Less meat in our diet. On average, we eat meat 3-4 times a week. We implement a lot of salmon, lentils, eggs, and the like to ensure we get our protein and other beneficial nutrients. Beef is served a couple of times a month now, instead of almost daily. Chicken and turkey have been in heavy rotation for our meat meals. Bonus: a vegetarian/flexitarian approach to eating is also good for the environment!
Cheap. Our grocery budget is approximately $400 a month for a family of six. Just because we added a couple high-end “hippie” stores to our bi-monthly grocery trek didn’t mean I wanted to break the bank, especially with only one income. This was a challenge initially–healthy, quality food that also matches our values (organic, non-GMO, etc.) does not come cheaply. We have to prioritize what organic goods we purchase, for instance; the “Dirty Dozen” is top of the list. Growing our own food helps too!
After only six weeks on this “Common Sense Diet”, I was down to pre-Bean weight, Riley was nearly to his goal weight, and our various “numbers” (blood pressure, etc.) were down as well.
I am sold–it does take more time to plan and prepare these meals as opposed to processed, pre-packaged foods, requires budgeting and shopping around, and we do still
binge splurge from time to time–deprivation benefits no one! But our energy levels, moods, positive example for our kids, and the enormous health benefits outweigh any potential drawbacks.
I will write more about this lifestyle change in the future, but in the meantime, enjoy a favorite lunch recipe, a la Ronnica, courtesy of Whole Foods.

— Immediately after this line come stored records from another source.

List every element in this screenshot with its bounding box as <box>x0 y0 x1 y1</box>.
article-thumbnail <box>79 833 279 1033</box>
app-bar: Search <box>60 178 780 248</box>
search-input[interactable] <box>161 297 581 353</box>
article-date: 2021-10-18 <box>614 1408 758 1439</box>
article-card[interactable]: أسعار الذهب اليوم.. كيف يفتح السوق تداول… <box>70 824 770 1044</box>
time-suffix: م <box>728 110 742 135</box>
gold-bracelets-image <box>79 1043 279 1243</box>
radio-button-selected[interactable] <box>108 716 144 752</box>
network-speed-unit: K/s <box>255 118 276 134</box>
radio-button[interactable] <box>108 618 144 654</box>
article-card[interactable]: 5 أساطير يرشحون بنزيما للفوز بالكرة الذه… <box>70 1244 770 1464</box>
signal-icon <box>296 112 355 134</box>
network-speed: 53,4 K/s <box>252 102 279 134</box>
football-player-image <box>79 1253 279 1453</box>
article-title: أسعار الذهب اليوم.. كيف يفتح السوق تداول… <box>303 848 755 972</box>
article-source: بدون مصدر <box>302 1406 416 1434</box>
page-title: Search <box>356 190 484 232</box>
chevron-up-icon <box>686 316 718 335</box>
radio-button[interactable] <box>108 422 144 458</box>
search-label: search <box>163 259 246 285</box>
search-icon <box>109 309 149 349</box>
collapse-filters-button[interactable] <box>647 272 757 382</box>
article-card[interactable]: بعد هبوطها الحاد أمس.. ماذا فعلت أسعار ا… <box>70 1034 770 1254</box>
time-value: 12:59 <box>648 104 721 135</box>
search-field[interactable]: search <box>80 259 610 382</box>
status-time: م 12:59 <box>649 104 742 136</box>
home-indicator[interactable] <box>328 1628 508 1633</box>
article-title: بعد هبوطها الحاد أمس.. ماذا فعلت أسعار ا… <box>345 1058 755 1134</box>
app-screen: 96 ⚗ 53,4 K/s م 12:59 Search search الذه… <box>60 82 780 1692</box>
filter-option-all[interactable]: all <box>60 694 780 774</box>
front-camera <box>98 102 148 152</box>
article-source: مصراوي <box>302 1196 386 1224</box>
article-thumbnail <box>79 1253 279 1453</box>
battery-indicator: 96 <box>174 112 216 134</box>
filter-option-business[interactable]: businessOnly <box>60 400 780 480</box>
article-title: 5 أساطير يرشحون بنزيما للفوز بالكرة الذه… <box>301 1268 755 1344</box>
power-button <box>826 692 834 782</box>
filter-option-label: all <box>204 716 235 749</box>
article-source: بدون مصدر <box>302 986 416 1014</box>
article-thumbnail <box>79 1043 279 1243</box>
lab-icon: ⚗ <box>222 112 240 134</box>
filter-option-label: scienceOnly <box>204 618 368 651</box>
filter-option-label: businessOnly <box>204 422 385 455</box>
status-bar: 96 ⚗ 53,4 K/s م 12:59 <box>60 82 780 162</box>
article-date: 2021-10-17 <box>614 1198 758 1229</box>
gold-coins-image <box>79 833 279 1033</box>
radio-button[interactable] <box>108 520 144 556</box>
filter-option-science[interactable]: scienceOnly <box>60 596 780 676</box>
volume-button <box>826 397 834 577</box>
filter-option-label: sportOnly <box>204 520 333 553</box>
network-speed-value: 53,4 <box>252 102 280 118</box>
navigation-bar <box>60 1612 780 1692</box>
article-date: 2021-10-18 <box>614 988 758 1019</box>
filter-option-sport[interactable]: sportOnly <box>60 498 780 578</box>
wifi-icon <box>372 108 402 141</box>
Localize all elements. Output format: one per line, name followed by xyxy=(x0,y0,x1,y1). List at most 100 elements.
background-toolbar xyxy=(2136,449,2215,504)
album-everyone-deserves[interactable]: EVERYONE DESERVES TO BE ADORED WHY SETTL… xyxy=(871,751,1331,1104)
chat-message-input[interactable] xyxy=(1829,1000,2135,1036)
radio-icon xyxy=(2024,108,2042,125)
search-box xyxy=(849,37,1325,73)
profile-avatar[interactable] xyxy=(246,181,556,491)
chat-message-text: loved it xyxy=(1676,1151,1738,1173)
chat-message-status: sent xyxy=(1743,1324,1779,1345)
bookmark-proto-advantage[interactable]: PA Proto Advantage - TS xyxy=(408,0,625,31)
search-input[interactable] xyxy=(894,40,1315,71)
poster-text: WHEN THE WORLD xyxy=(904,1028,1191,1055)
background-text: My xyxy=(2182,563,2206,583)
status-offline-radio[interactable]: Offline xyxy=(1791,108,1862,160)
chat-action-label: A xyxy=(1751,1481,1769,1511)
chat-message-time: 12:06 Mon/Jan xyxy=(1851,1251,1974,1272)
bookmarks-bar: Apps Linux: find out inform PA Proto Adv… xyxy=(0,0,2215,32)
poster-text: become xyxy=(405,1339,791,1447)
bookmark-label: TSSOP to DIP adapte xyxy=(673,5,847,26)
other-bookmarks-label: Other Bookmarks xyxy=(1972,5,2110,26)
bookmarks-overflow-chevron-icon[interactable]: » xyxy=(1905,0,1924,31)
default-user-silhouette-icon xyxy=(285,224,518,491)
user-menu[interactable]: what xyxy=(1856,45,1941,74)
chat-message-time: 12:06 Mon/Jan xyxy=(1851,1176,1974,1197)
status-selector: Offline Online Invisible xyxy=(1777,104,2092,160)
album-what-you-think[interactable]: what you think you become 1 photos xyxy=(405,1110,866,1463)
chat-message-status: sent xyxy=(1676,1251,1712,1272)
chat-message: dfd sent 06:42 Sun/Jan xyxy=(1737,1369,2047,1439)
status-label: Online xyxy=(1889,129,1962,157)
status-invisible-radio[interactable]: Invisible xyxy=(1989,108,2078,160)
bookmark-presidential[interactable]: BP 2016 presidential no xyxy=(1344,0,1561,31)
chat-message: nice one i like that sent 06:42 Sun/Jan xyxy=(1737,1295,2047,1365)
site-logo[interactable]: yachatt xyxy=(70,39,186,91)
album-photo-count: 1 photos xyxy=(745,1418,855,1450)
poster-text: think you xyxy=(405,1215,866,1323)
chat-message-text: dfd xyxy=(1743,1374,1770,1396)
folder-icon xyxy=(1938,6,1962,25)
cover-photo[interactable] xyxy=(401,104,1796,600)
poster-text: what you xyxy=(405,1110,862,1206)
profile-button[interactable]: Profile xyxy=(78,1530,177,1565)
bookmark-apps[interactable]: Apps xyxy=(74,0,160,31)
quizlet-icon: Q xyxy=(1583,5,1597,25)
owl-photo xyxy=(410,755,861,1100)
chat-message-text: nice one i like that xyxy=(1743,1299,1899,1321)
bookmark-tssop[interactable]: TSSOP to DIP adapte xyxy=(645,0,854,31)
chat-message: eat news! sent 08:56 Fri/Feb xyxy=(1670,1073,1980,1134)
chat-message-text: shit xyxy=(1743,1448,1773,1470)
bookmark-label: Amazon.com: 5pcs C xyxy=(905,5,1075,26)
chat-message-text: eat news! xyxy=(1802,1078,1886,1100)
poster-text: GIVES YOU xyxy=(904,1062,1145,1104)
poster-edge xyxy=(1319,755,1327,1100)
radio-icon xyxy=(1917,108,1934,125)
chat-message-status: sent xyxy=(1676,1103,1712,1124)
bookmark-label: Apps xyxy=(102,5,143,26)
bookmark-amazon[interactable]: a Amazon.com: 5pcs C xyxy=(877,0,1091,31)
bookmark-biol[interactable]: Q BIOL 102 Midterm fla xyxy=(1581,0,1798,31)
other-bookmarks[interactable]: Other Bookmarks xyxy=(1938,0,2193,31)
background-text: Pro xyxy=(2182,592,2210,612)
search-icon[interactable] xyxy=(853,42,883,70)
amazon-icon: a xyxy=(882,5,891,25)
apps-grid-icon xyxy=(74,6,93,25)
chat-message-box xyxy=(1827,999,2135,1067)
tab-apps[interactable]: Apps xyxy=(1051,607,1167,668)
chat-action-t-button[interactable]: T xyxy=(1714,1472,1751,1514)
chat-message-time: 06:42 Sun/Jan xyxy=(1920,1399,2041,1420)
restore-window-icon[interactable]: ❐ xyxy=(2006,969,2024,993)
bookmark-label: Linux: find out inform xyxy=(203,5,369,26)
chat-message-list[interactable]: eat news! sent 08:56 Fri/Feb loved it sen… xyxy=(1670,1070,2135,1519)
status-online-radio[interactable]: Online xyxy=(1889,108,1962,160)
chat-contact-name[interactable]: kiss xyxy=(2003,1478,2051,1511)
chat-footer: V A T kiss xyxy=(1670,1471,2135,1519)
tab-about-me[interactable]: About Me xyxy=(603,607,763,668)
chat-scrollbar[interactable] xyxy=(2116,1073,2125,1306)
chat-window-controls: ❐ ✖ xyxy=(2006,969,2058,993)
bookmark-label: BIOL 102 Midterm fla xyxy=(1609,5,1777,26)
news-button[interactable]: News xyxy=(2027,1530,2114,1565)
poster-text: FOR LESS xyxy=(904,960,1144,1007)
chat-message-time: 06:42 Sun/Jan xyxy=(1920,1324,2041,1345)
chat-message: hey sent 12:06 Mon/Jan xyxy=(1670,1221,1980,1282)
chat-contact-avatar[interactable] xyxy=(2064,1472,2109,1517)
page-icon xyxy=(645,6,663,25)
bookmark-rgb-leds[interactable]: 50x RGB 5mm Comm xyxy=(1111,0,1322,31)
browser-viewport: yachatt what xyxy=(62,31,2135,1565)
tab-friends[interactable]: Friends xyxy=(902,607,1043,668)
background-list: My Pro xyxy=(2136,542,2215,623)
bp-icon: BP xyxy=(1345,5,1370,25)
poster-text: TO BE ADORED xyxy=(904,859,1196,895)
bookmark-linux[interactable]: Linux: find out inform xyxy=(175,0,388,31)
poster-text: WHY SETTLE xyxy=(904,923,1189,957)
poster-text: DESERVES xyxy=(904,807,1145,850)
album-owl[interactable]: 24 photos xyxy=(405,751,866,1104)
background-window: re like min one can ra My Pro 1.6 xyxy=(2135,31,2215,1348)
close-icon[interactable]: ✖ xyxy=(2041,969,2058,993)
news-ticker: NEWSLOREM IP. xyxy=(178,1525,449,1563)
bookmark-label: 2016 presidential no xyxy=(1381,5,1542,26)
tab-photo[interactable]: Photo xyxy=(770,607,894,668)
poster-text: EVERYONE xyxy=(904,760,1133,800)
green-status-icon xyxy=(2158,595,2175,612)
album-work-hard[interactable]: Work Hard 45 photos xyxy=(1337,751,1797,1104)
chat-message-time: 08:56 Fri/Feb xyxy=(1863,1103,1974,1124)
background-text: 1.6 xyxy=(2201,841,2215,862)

Simply Delicious Homemade Hummus
2 cloves garlic
1 (15-ounce) can no-salt-added garbanzo beans, rinsed and drained
2 tablespoons tahini (sesame paste–can be found near the peanut butter in health food stores)
3 tablespoons lemon juice
1/2 teaspoon reduced-sodium tamari (I substitute liquid aminos–can be found near the soy sauce in health food stores)
1/2 teaspoon ground cumin
1/4 teaspoon ground coriander
Cayenne pepper, to taste
2 tablespoons finely chopped parsley
Put garlic in a food processor and pulse to roughly cop. Add garbanzos, tahini, 1/4 cup water, lemon juice, tamari, cumin, coriander and a pinch of cayenne (you may add more later to increase the heat), and process until creamy and smooth. Transfer to a bowl, cover and chill for at least one hour.
We love to spread this on Food for Life pitas!